Some of these celebrations are held with a Soviet-style military parade, while others are commemorated with arts festivals and official gatherings in local and central government units.

The arts and humanities

Arts support

The production of art and literature in North Korea is completely controlled by the state. Its ideological line, form of presentation, dissemination to the public and availability are under the administration of state authorities.

This does not mean that North Koreans suffer from a poverty of art. Rather, there is a wide variety of different art genres and fashions that come and go over time. Cinema is more developed than literature, perhaps due to Kim Jong Il’s involvement in the medium.

Literature

The literature is produced by state-paid official writers whose novels and poems tend to be pedantic, predictable, and downright boring.

For example, a popular novel Ode to Youth (first published in 1987 and continuously reprinted until 1994) is the story of a technician in a steel factory, whose relationship with his girlfriend is interwoven with other human relationships between his colleagues.

The story at the end confirms that in North Korea all relationships, even romantic ones, exist to foster loyalty to the leader. This has been the pattern of literature since the 1960s.

Typically, human relationships are portrayed simplistically, with romantically involved couples never hesitating to help each other become heroes of the revolution.

There is no complex web of psychology, personality diversity, or unexpected events that are often part of the ordinary lives of individuals. North Korean literature is full of lifeless, sterile language, which is to be expected given the limited vocabulary that the North Korean state makes available to the public.

Graphic arts

North Korea has distinct graphic arts related to a mix of traditional Korean drawing and Western watercolor techniques. Large art murals are often seen on public buildings in North Korea, and the theme is often the adoration of the leaders, typically Kim Il Sung in the center, larger than that of other people around him.

People of all ages, occupations and clothing surround him with adoration and admiration in their eyes. The commission of this type of art is carried out by the State, and in this sense, there is no private artist.

Large sculptures that patriotically represent history, such as Korean War heroes and anti-Japanese guerrillas, are also common; they are usually depicted in the Soviet style.

No individual artist is endorsed in this type of public art display. North Korea cannot miss statues and sculptures, paintings and even embroidery depicting Kim Il Sung and his family in an embellished form.

These are displayed in public spaces; In terms of art to buy privately, there are paintings and other products that use traditional Korean (or East Asian) ink or oil paint. These are most easily found in international hotel shops and are not available for ordinary citizens to purchase.

Performing arts

Under the direct intervention of Kim Jong Il, a new form of cinema has emerged in North Korea, especially since the 1980s.
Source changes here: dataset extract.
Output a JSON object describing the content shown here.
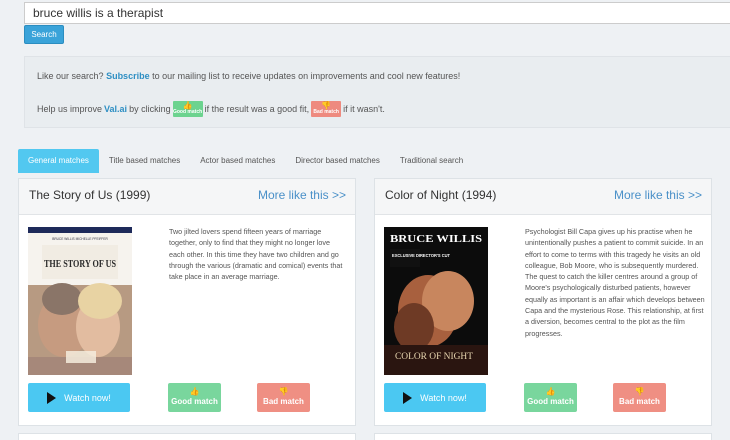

Sin Sang-ok and Ch’oi Un-hui – married former South Korean citizens, a director husband and an actress wife – played a major role in introducing this remake of the North Korean film.

The Sin-Ch’oi team, which was supported by Kim Jong Il, produced many realistic films. His work is based on 1930s Korean literature, heavily influenced by Russian realism and the Japanese proletarian literary movement.

Classics such as Ch’oi So-hae’s Blanket were made into films depicting family life and the misery of poverty in unprecedentedly vivid style. Also popular was the long-running series Unnamed Heroes, which depicted the romantic relationships between North Korean spies who worked undercover in South Korea after the Korean War.

Movies in North Korea are cheap entertainment for the general public, while other more specialized genres, such as circuses or song-and-dance ensembles, are reserved for foreign guests and domestic festivals.

Only selected people – either because of their revolutionary heritage or because they are recognized as worthy contributors to the revolution – are invited to enjoy this entertainment.